Ma il sole si è fatto più alto; il suo disco sfavilla; lo sguardo più no’l sostiene.... Ahimè! gli alberi perdono a ciocche a ciocche la loro chioma posticcia; la natura ha spogliata la sua candida veste; i suoi brillanti sfumano, come le giovanili illusioni; rimane il nudo inverno, colle sue foreste brune e scheletrite, coll’erbe gialle e stecchite, co’ torrenti ghiacciati, col gelato suo soffio, co’ suoi brevi splendori, col suo morto silenzio. Solo, sparsi sui colli più aprichi, i radi sempreverdi custodiscono gelosi il colore della speranza. L’inverno è la realtà della vita, co’ suoi disinganni, co’ suoi dolori e le cure e le angoscie; la realtà della vita ove il godere, che è così scarso, anzichè nel conseguimento, sta nella speranza del bene.
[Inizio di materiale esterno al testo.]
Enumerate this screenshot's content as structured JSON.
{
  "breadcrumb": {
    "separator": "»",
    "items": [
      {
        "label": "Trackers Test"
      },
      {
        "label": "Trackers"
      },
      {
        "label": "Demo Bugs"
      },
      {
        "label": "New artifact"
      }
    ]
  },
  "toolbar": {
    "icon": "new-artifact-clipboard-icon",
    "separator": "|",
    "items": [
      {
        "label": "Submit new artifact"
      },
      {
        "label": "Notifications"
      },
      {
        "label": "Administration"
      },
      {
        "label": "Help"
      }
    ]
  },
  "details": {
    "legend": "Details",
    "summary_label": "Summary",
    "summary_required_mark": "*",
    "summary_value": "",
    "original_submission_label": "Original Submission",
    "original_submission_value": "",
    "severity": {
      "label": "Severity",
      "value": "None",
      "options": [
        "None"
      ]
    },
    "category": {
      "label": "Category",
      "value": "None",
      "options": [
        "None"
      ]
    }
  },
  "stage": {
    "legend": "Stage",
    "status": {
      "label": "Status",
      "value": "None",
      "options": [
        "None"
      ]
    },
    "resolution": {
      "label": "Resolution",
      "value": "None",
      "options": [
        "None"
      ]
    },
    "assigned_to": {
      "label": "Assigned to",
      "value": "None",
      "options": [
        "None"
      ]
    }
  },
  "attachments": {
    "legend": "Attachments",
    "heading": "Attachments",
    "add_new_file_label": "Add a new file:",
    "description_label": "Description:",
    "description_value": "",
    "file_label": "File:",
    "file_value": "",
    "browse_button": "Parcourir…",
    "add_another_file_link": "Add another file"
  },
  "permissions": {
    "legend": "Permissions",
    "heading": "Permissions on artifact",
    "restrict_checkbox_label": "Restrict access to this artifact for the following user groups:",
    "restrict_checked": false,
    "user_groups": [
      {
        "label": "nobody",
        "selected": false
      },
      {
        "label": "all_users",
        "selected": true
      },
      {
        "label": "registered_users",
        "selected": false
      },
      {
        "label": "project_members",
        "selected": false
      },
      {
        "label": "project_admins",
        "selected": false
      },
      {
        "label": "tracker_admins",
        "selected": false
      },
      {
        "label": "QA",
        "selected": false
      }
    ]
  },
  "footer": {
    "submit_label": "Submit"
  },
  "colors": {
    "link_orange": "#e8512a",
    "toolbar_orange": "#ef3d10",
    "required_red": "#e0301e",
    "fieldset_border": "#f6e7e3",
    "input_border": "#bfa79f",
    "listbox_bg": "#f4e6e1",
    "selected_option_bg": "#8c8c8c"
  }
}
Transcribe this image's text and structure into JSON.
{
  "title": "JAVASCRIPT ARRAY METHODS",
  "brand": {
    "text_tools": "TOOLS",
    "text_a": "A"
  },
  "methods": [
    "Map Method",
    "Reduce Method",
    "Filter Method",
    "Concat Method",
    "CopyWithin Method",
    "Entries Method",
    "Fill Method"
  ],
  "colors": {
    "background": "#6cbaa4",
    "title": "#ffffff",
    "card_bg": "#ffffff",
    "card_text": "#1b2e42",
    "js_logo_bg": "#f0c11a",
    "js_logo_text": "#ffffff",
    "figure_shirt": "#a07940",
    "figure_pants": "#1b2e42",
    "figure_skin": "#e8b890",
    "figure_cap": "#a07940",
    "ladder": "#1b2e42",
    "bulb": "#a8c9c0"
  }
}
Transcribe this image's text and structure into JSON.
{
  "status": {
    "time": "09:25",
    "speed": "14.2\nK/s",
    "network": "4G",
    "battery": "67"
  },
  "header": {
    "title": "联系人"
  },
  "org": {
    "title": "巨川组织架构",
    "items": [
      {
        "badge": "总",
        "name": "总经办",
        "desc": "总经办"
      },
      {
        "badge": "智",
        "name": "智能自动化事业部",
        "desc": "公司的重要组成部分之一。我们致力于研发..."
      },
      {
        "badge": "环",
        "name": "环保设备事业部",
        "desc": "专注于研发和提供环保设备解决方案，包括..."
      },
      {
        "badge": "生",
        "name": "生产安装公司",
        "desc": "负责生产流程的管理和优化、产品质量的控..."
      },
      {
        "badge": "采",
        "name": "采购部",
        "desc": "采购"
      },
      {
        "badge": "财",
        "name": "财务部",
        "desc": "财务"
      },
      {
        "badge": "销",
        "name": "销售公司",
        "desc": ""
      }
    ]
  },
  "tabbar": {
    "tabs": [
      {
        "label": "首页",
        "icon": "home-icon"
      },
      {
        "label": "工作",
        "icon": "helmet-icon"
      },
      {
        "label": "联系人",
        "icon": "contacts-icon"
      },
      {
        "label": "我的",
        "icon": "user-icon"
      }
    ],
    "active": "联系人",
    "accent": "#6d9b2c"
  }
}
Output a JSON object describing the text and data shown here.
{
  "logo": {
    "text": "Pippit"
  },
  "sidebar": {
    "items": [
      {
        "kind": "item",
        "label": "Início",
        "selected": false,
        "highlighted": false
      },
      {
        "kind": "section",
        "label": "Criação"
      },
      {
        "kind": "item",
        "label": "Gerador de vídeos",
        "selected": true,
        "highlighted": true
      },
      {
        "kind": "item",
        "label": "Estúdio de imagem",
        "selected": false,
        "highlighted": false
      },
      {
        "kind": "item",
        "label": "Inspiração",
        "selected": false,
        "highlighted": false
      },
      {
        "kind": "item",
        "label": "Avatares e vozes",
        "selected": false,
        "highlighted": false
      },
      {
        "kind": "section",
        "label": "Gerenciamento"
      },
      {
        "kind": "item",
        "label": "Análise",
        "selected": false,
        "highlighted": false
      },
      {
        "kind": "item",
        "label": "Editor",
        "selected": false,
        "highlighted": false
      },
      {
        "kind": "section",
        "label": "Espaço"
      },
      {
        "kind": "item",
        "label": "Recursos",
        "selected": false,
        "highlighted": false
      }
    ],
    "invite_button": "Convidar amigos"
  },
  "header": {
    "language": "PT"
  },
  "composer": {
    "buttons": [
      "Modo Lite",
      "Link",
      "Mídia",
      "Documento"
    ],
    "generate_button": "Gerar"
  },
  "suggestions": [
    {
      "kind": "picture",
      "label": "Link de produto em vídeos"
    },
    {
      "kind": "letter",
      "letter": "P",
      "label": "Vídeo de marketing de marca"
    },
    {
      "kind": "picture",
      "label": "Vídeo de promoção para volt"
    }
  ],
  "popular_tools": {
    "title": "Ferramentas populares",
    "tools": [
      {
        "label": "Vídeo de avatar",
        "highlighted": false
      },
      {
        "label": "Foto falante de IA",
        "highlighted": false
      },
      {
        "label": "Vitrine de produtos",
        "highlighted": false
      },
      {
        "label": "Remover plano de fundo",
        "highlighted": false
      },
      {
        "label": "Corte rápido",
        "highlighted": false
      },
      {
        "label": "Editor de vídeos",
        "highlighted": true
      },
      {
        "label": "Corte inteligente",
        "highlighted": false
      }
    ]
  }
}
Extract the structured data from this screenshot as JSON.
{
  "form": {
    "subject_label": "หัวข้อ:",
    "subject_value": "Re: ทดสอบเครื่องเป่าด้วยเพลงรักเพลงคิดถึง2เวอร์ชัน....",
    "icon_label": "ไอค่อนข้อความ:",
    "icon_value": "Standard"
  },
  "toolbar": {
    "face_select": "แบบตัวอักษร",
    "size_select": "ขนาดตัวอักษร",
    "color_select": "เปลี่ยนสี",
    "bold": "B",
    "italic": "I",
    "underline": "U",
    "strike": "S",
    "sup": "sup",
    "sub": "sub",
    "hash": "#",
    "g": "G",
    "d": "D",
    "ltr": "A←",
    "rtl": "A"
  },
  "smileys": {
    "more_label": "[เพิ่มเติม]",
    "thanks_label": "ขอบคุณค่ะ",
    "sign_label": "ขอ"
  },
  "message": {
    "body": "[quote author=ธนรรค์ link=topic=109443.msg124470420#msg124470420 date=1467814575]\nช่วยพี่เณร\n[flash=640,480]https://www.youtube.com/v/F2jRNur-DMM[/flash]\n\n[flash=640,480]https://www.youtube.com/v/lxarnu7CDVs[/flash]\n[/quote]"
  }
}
2. Venuta la sera, una nebbia folta, immobile e serrata come un lago di acqua stagnante, levossi sull’orizzonte, riempiendo le vie, i giardini, i cortili, le porte delle case. Dai vetri appannati e goccianti del mio studiolo, la nebbia traspariva come una bigia muraglia edificata contro alla casa senza alcun distacco. Solo i più vicini dei fanali a gaz, trasparendo d’in sulla via, rompevano il bigio uniforme di quella muraglia, come piccole radure nel fitto di un cielo piovoso e nero. Era una di quelle freddissime sere d’inverno in cui volentieri ci condanniamo a stare in casa. Ma il pensiero mi portò, mio malgrado, al solito ritrovo de’ miei nipoti, a cui avevo fatto sperare la solita conversazione. Che fare? Sentivo, a dir vero, un po ’ di rimorso di tradire l’aspettazione di quei buoni giovanetti e delle mamme, le quali contavano sulla mia conversazione, come sopra uno specifico per tenerli occupati e quieti. Ma una leggera costipazione, un po’ di tosse, mi porgevano una scusa.... un pretesto. Poi, dicevo fra me,

  1. I pulviscoli di neve, quando cadono radi e gelati, raccolti sopra un panno nero mostrano (solo talvolta al piano ma sovente nelle Alpi) le più svariate ed eleganti figure di stelle raggianti, di croci stellate, così belle, che è un desio a vederle. Ognuna di quelle stelle è un gruppo di cristalli di ghiaccio.